These are 3 very small paintings. Last year, I really got into sketching and painting very small landscapes. In spite of their size, they are among my favorite finished paintings. And something about them being together makes them seem like more than they are individually. When I look at them in isolation, they are less than impressive. Pretty blah, as a matter of fact. But I think that they are so much more dynamic, and play off of each other, together. These little paintings like being in community.
I didn't know that until they were completed. Each one, when it was finished was "ok". But when I saw them together, I was amazed, and encouraged to see that something had happened that I didn't plan. The sum was greater than it's parts.
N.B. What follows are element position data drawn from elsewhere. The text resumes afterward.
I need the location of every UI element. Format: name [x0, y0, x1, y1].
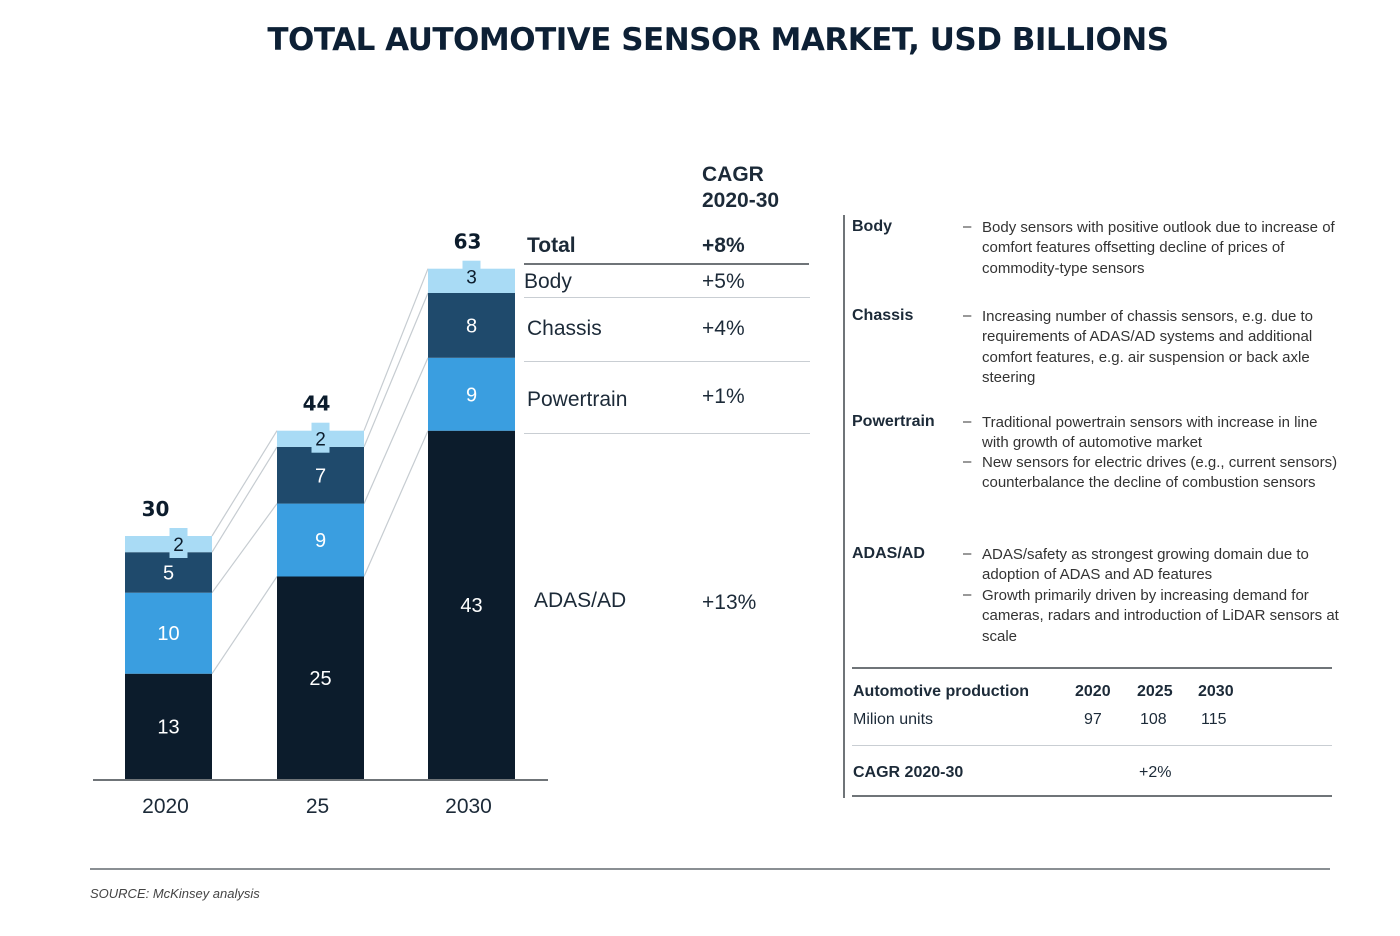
connector-line — [363, 292, 429, 448]
bar-total-label: 30 — [142, 497, 170, 521]
connector-line — [211, 576, 278, 675]
bar-segment-chassis — [277, 446, 364, 504]
segment-value-label: 25 — [309, 668, 331, 690]
segment-label-body: Body — [524, 270, 572, 293]
segment-value-label: 2 — [315, 430, 326, 451]
bar-total-label: 44 — [303, 392, 331, 416]
bullet-dash: – — [963, 453, 972, 470]
bullet-dash: – — [963, 413, 972, 430]
bullet-dash: – — [963, 586, 972, 603]
segment-label-total: Total — [527, 234, 576, 257]
production-cagr-value: +2% — [1139, 764, 1172, 781]
cagr-value-powertrain: +1% — [702, 385, 745, 408]
segment-value-label: 9 — [315, 530, 326, 552]
bar-segment-powertrain — [277, 503, 364, 577]
bar-segment-adas — [277, 576, 364, 779]
production-year-2025: 2025 — [1137, 683, 1173, 700]
segment-label-chassis: Chassis — [527, 317, 602, 340]
segment-label-powertrain: Powertrain — [527, 388, 628, 411]
x-tick-label: 2020 — [142, 795, 189, 818]
production-year-2030: 2030 — [1198, 683, 1234, 700]
row-divider — [524, 433, 810, 434]
segment-label-adas: ADAS/AD — [534, 589, 627, 612]
bar-segment-adas — [428, 430, 515, 779]
panel-divider — [843, 215, 845, 798]
bar-total-label: 63 — [454, 230, 482, 254]
connector-line — [363, 268, 429, 431]
production-cagr-label: CAGR 2020-30 — [853, 764, 964, 781]
segment-value-label: 10 — [157, 623, 179, 645]
connector-line — [363, 430, 429, 577]
driver-name-powertrain: Powertrain — [852, 413, 935, 430]
segment-value-label: 9 — [466, 384, 477, 406]
bar-segment-adas — [125, 673, 212, 779]
segment-value-label: 8 — [466, 315, 477, 337]
bullet-dash: – — [963, 218, 972, 235]
driver-name-chassis: Chassis — [852, 307, 914, 324]
segment-value-label: 5 — [163, 562, 174, 584]
driver-text-chassis: Increasing number of chassis sensors, e.… — [982, 308, 1314, 386]
production-value-2030: 115 — [1201, 711, 1227, 728]
chart-title: TOTAL AUTOMOTIVE SENSOR MARKET, USD BILL… — [267, 22, 1169, 58]
cagr-header-line1: CAGR — [702, 163, 764, 186]
production-year-2020: 2020 — [1075, 683, 1111, 700]
connector-line — [211, 503, 278, 594]
production-unit-label: Milion units — [853, 711, 934, 728]
segment-value-label: 3 — [466, 268, 477, 289]
body-label-box — [462, 260, 481, 291]
production-value-2020: 97 — [1084, 711, 1102, 728]
driver-text-powertrain-1: Traditional powertrain sensors with incr… — [982, 414, 1318, 452]
connector-line — [211, 446, 278, 553]
bar-segment-chassis — [428, 293, 515, 358]
body-label-box — [311, 422, 330, 453]
cagr-header: CAGR 2020-30 — [702, 162, 779, 214]
body-label-box — [169, 528, 188, 558]
total-divider — [524, 263, 809, 265]
driver-text-body: Body sensors with positive outlook due t… — [982, 219, 1335, 277]
segment-value-label: 7 — [315, 465, 326, 487]
driver-text-adas-2: Growth primarily driven by increasing de… — [982, 587, 1339, 645]
bar-segment-chassis — [125, 552, 212, 593]
row-divider — [524, 361, 810, 362]
driver-text-powertrain-2: New sensors for electric drives (e.g., c… — [982, 454, 1338, 492]
driver-text-adas-1: ADAS/safety as strongest growing domain … — [982, 546, 1309, 584]
driver-name-adas: ADAS/AD — [852, 545, 925, 562]
connector-line — [211, 430, 278, 537]
footer-rule — [90, 868, 1330, 870]
x-tick-label: 2030 — [445, 795, 492, 818]
segment-value-label: 2 — [173, 535, 184, 556]
cagr-header-line2: 2020-30 — [702, 189, 780, 212]
production-value-2025: 108 — [1140, 711, 1167, 728]
cagr-value-adas: +13% — [702, 591, 757, 614]
bar-segment-powertrain — [428, 357, 515, 431]
x-tick-label: 25 — [306, 795, 329, 818]
bar-segment-powertrain — [125, 592, 212, 674]
cagr-value-total: +8% — [702, 234, 745, 257]
cagr-value-chassis: +4% — [702, 317, 745, 340]
source-note: SOURCE: McKinsey analysis — [90, 886, 260, 901]
production-label: Automotive production — [853, 683, 1029, 700]
segment-value-label: 43 — [460, 595, 482, 617]
production-mid-rule — [852, 745, 1332, 746]
production-top-rule — [852, 667, 1332, 669]
bullet-dash: – — [963, 545, 972, 562]
segment-value-label: 13 — [157, 716, 179, 738]
driver-name-body: Body — [852, 218, 892, 235]
bar-segment-body — [125, 536, 212, 553]
row-divider — [524, 297, 810, 298]
cagr-value-body: +5% — [702, 270, 745, 293]
connector-line — [363, 357, 429, 504]
production-bottom-rule — [852, 795, 1332, 797]
bullet-dash: – — [963, 307, 972, 324]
Honestly, left to my own devices, I don't prefer community. I would rather live in my own peculiar brand of "ok-ness" than have to stretch myself, and communicate, and be social. I love solitude. No...I relish it.
But I know that's not ok(well, maybe sometimes). I know I need to be with others in order to be who I really am. I know that the best of me is drawn out when I am not isolated. And I know that it's my God given responsibility to draw the best out in my family and my friends. This blogging adventure has me questioning so much- do I have the time for this? Isn't this selfish? But now I have 2 bloggy "friends", and we need each other's encouragement to press on with the creative call that God has given us. 3 of us figuring this out together. And that is a good thing.